Ritzo has not been charged with any crime.
Asked how city police responded to Webber's theft allegations, Deputy Police Chief Corey MacDonald provided the Portsmouth Herald with the following written statement Monday:
“Ms. Webber did make allegations of a criminal nature and did request an investigation into allegations that she was financially being taken advantage of by a local attorney,” MacDonald wrote. “Those allegations were forwarded to outside agencies to include elder affairs for investigation. The Portsmouth police did not conduct that investigation, however Capt. Michael Schwartz was assigned by the department to facilitate those referrals at Ms. Webber's request.”
Schwartz is named as a $25,000 beneficiary in Webber's current will and trust.
Any comment regarding the outcome, McDonald said, “would have to come from the Bureau of Elderly and Adult Services.” No one from that office could be reached for comment Monday.
Holmes has consistently declined to comment about the allegations, while Goodwin has denied wrongdoing. Goodwin previously provided the Herald with letters from the state Bureau of Elderly and Adult Services, dated June 12 and Sept. 19, stating that two investigations into reports of elder exploitation by him regarding Webber were conducted and both were concluded as unfounded. Portsmouth police officials said they also conducted separate investigations and determined Goodwin's contact with Webber was largely off-duty and that nothing criminal had occurred.
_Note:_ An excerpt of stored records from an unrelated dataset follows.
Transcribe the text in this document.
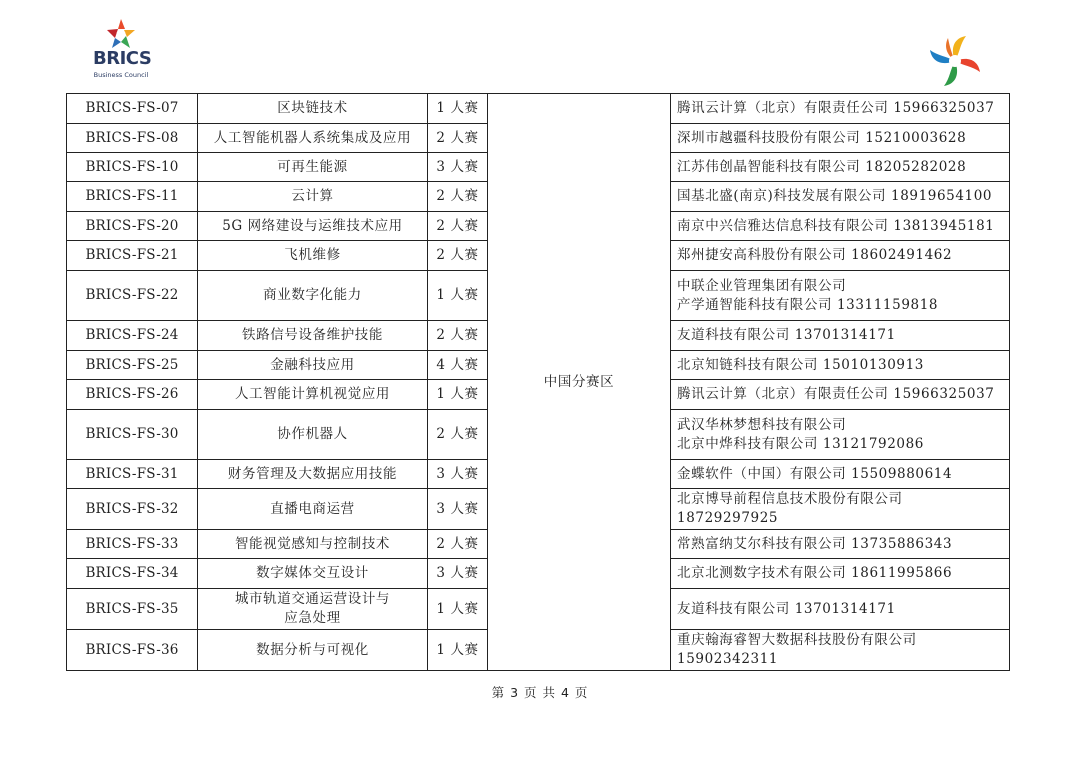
BRICS
Business Council
BRICS-FS-07	区块链技术	1 人赛	中国分赛区	腾讯云计算（北京）有限责任公司 15966325037

BRICS-FS-08	人工智能机器人系统集成及应用	2 人赛		深圳市越疆科技股份有限公司 15210003628

BRICS-FS-10	可再生能源	3 人赛		江苏伟创晶智能科技有限公司 18205282028

BRICS-FS-11	云计算	2 人赛		国基北盛(南京)科技发展有限公司 18919654100

BRICS-FS-20	5G 网络建设与运维技术应用	2 人赛		南京中兴信雅达信息科技有限公司 13813945181

BRICS-FS-21	飞机维修	2 人赛		郑州捷安高科股份有限公司 18602491462

BRICS-FS-22	商业数字化能力	1 人赛		中联企业管理集团有限公司
产学通智能科技有限公司 13311159818

BRICS-FS-24	铁路信号设备维护技能	2 人赛		友道科技有限公司 13701314171

BRICS-FS-25	金融科技应用	4 人赛		北京知链科技有限公司 15010130913

BRICS-FS-26	人工智能计算机视觉应用	1 人赛		腾讯云计算（北京）有限责任公司 15966325037

BRICS-FS-30	协作机器人	2 人赛		武汉华林梦想科技有限公司
北京中烨科技有限公司 13121792086

BRICS-FS-31	财务管理及大数据应用技能	3 人赛		金蝶软件（中国）有限公司 15509880614

BRICS-FS-32	直播电商运营	3 人赛		北京博导前程信息技术股份有限公司
18729297925

BRICS-FS-33	智能视觉感知与控制技术	2 人赛		常熟富纳艾尔科技有限公司 13735886343

BRICS-FS-34	数字媒体交互设计	3 人赛		北京北测数字技术有限公司 18611995866

BRICS-FS-35	城市轨道交通运营设计与
应急处理	1 人赛		友道科技有限公司 13701314171

BRICS-FS-36	数据分析与可视化	1 人赛		重庆翰海睿智大数据科技股份有限公司
15902342311
第 3 页 共 4 页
On Dec. 17, Goodwin asked the probate court to remove him as co-executor of Webber's estate, citing “conflict — potential litigation.”
Before Webber's trust was amended last spring, the terms of her prior will, written by Ritzo in 2009, bequeathed $240,000 to Braintree (Mass.) High School for a scholarship in memory of Webber's late son, Bruce. The new trust leaves the high school $25,000.
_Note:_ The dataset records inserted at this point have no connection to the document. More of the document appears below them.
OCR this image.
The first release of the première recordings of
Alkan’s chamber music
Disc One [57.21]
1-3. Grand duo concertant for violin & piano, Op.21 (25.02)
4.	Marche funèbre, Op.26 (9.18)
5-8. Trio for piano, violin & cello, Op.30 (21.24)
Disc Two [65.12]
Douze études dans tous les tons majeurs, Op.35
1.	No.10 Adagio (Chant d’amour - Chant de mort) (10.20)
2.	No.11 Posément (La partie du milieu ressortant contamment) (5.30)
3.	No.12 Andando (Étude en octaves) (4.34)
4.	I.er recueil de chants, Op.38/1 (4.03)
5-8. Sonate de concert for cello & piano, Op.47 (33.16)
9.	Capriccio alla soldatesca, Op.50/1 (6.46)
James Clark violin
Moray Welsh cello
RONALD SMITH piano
The will Ritzo wrote for Webber also stated her assets would be sold and, after her bills were paid, one-fourth of the money would be given to the Sloan Kettering Cancer Research Clinic in New York, one-fourth given to the Shriners Hospital for Children-Boston, and the other half split between the Portsmouth police and fire departments.
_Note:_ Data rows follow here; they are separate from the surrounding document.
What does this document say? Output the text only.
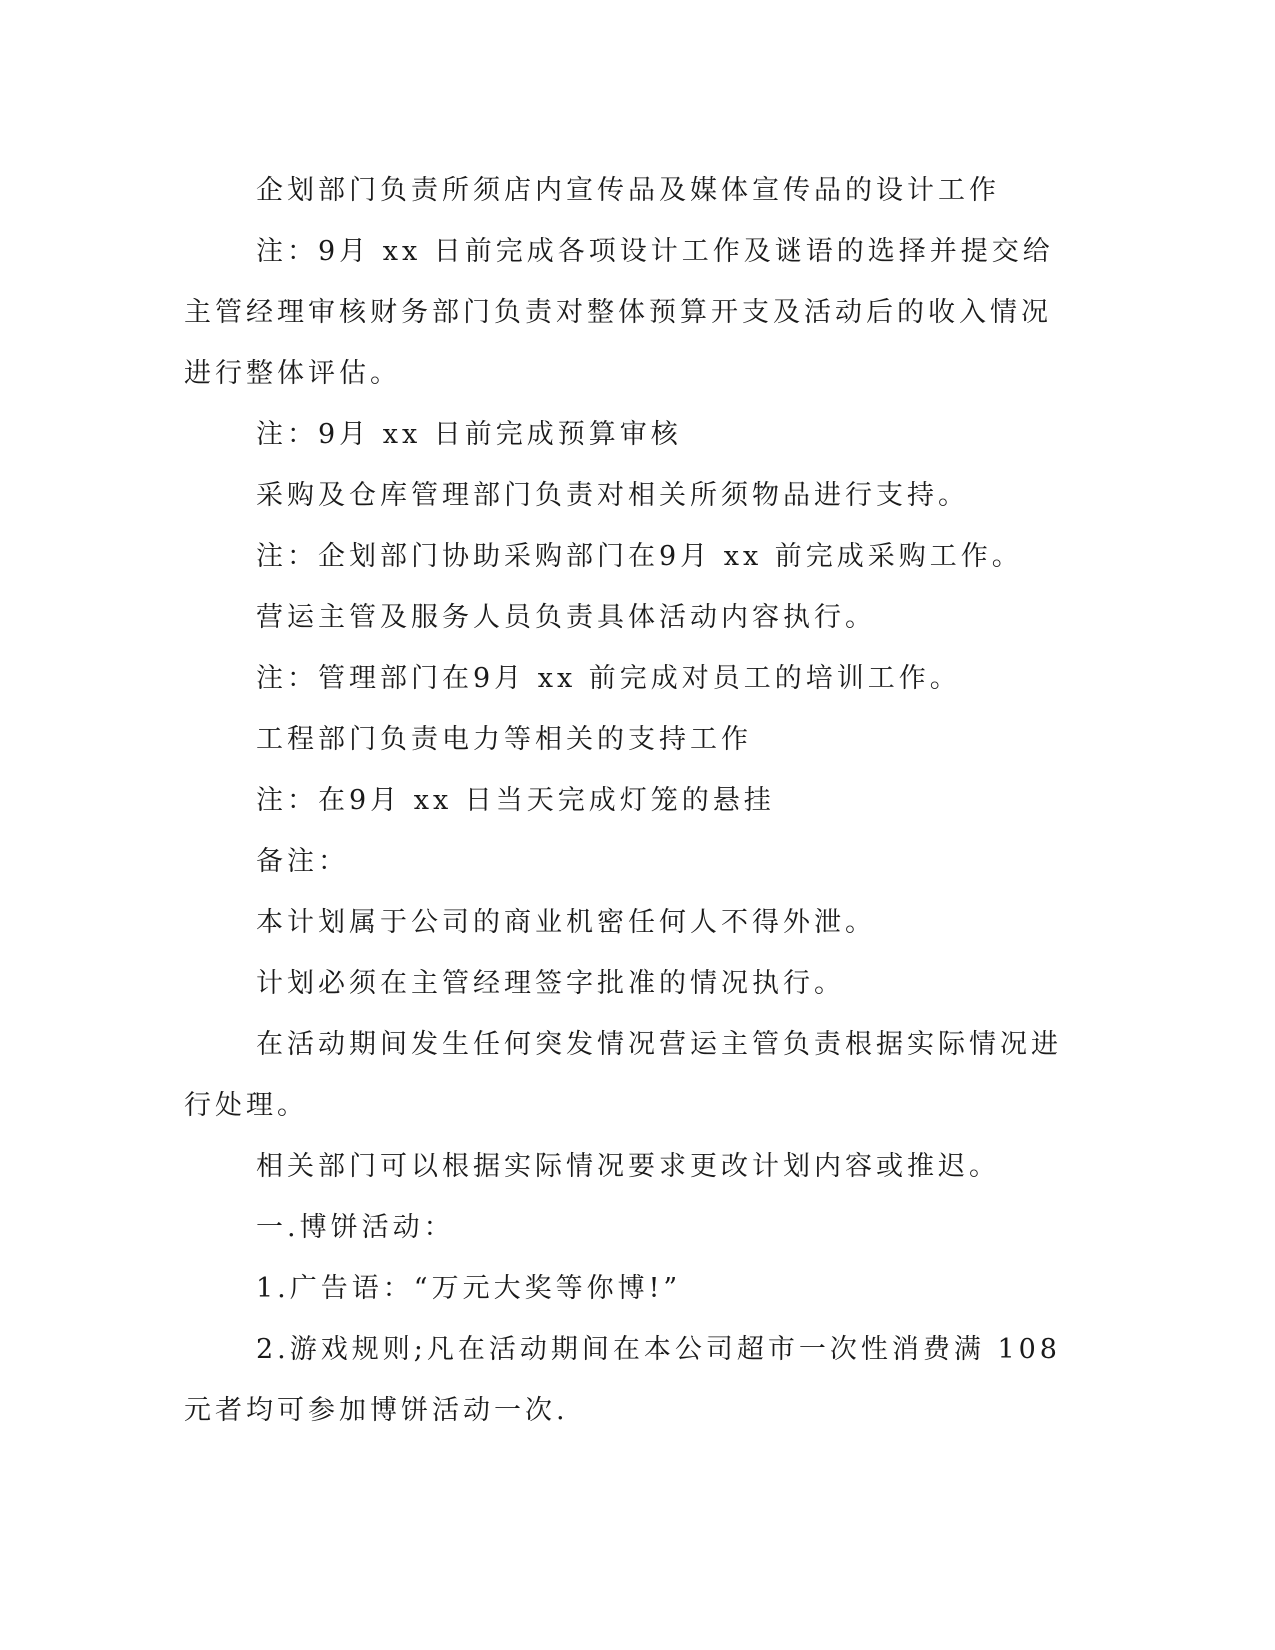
企划部门负责所须店内宣传品及媒体宣传品的设计工作

注：9月 xx 日前完成各项设计工作及谜语的选择并提交给主管经理审核财务部门负责对整体预算开支及活动后的收入情况进行整体评估。

注：9月 xx 日前完成预算审核

采购及仓库管理部门负责对相关所须物品进行支持。

注：企划部门协助采购部门在9月 xx 前完成采购工作。

营运主管及服务人员负责具体活动内容执行。

注：管理部门在9月 xx 前完成对员工的培训工作。

工程部门负责电力等相关的支持工作

注：在9月 xx 日当天完成灯笼的悬挂

备注：

本计划属于公司的商业机密任何人不得外泄。

计划必须在主管经理签字批准的情况执行。

在活动期间发生任何突发情况营运主管负责根据实际情况进行处理。

相关部门可以根据实际情况要求更改计划内容或推迟。

一.博饼活动：

1.广告语：“万元大奖等你博!”

2.游戏规则;凡在活动期间在本公司超市一次性消费满 108 元者均可参加博饼活动一次.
The new and disputed trust gives those parties $25,000 each, about 90 percent less.
Ritzo said he believes Webber's stocks and bonds are worth $700,000 and her home, which features boat docks and an in-ground swimming pool, is assessed for $805,000.
Ritzo has filed a $65,000 claim against Webber's estate for the 25 years he represented her without payment. If the will he wrote is found by a judge to remain valid, he is entitled to 5 percent of her total estate, per agreement with Webber, he said.
Ritzo alleges in filings with the probate court that before Holmes took the case, Goodwin shopped Webber's will to “at least” four attorneys, asking them to change the will “so he would inherit the 'entire estate.'”
Before her death, Webber told the Herald that Goodwin, 33, had taken her to casinos and she described him as “the best thing that ever happened to me.”
“It's my money and my house,” she said. “And I'll do as I please.”